WGSS 07.18 The Struggle for Liberation: Women, Monasticism, and Buddhism
Within the context of ancient India, where women’s religious roles were defined solely in terms of marriage and motherhood, the Buddhist tradition was revolutionary in allowing women to “go forth from the home to the homeless life”—that is, renounce both marriage and motherhood, shave their heads, take a vow of lifelong celibacy, don androgynous-looking monastic robes, and become fully ordained nuns, following the Buddhist monastic path and living within a community of like-minded women. Yet in spite of this revolutionary move, Buddhism in India was a profoundly patriarchal religious tradition that remained deeply ambivalent about its Order of Nuns—consistently subordinating the nuns to the monks and eventually allowing the nuns’ order to die out, while the Order of Monks continued to flourish. As Buddhism spread to other parts of the world, the legacy of this ambivalence toward women leading a monastic life has resulted in Buddhist nuns occupying a wide variety of different statuses—both official and unofficial—throughout different parts of the Buddhist world.

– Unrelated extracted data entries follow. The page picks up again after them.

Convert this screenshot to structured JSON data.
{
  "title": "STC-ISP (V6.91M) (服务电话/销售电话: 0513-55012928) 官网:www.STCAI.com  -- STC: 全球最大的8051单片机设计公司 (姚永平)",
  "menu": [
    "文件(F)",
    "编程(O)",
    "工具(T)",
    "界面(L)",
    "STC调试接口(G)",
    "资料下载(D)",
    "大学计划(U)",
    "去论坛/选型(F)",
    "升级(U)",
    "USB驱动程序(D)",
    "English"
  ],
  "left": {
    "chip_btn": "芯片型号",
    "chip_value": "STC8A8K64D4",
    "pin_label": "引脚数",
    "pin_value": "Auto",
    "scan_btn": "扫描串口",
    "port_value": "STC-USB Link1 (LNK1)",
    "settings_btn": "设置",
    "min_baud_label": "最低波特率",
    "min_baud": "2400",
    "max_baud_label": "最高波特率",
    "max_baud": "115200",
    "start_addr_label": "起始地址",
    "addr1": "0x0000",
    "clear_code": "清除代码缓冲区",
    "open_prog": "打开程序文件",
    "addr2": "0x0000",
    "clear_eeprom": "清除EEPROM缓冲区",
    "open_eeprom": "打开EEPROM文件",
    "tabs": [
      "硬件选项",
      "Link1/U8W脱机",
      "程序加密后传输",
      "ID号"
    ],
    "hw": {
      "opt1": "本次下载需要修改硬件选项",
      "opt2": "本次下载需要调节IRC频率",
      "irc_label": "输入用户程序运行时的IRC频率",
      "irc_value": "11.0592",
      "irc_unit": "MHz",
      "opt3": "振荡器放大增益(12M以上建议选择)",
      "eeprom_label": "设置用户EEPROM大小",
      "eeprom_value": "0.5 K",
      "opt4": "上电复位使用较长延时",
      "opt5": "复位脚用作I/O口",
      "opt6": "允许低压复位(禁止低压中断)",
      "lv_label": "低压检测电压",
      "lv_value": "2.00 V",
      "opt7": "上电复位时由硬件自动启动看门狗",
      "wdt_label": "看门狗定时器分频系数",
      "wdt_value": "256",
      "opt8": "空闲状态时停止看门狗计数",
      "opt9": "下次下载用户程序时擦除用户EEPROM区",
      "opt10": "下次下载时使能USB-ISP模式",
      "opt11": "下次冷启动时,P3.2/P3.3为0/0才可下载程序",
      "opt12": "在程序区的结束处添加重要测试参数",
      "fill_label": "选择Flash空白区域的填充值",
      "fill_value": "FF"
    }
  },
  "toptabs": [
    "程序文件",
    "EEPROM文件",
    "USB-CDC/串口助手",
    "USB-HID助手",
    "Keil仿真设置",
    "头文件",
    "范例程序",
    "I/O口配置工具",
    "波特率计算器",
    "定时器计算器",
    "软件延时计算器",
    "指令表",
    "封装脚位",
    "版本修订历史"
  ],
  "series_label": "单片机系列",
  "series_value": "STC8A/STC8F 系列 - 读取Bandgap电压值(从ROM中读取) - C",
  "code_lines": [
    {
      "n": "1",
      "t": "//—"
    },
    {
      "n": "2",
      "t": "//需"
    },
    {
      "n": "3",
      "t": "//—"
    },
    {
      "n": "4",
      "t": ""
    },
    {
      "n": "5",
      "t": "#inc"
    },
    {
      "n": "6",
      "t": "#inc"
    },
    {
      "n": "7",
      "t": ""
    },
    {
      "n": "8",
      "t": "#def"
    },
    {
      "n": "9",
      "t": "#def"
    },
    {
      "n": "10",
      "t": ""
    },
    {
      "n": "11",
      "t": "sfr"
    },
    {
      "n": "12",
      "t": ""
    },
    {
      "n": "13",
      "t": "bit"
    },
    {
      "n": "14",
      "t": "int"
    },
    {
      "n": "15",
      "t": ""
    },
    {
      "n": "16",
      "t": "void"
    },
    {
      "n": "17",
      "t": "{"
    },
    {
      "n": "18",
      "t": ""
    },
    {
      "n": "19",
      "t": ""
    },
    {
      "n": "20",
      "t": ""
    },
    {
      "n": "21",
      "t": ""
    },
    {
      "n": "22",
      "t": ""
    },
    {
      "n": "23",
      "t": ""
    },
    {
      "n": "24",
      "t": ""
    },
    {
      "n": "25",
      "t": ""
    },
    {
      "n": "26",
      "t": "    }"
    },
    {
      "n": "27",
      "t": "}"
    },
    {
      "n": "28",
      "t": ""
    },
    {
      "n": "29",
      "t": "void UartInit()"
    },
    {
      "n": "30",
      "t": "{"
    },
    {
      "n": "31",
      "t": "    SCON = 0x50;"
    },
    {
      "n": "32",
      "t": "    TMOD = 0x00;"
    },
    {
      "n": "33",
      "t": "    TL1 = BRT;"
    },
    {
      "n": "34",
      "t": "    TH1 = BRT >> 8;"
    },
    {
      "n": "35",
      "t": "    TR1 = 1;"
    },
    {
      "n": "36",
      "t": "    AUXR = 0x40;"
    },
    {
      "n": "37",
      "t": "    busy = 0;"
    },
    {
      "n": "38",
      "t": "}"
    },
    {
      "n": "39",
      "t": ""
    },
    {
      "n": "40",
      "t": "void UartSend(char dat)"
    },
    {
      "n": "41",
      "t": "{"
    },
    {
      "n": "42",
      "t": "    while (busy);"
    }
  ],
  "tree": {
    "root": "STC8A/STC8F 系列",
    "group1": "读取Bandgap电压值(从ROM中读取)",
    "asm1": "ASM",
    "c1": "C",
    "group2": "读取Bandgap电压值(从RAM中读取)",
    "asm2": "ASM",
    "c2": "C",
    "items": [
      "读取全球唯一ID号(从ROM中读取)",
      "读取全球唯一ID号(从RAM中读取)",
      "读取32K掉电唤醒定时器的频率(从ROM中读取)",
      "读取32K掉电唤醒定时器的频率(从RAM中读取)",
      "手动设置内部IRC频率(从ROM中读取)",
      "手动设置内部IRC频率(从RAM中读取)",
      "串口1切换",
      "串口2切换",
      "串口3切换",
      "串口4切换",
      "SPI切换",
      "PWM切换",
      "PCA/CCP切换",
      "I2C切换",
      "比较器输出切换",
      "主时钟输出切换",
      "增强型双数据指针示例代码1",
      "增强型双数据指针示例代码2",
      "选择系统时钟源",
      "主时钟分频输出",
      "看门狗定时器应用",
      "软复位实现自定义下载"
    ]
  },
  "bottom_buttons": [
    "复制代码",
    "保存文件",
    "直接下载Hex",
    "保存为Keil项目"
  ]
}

This First-Year Seminar will examine the relationship between women, monasticism, and Buddhism through an interdisciplinary and transnational perspective. We will begin in ancient India by examining the founding of the Order of Nuns; the monastic lives, spiritual poetry, and struggles of early Buddhist nuns; and the decline and death of the nuns’ order in India. Then we’ll move on to explore a wide range of topics from throughout the Buddhist world—such as the economic and political power of the nuns’ order in parts of East Asia; the death of the nuns’ order and the phenomenon of low-status “unofficial” nuns throughout much of Southeast Asia; the difficult lives of novice nuns in Tibet and the Himalayan region; the increasing phenomenon of Western nuns; and the feminist possibilities (or impossibilities) inherent in Buddhist doctrine. The term will conclude with a sustained look at the contemporary global movement to re-establish the valid ordination lineage for nuns throughout the world—a movement in which the voices arguing “for” and “against” are not always what one might presume them to be. Dist: INT or SOC; WCult: NW.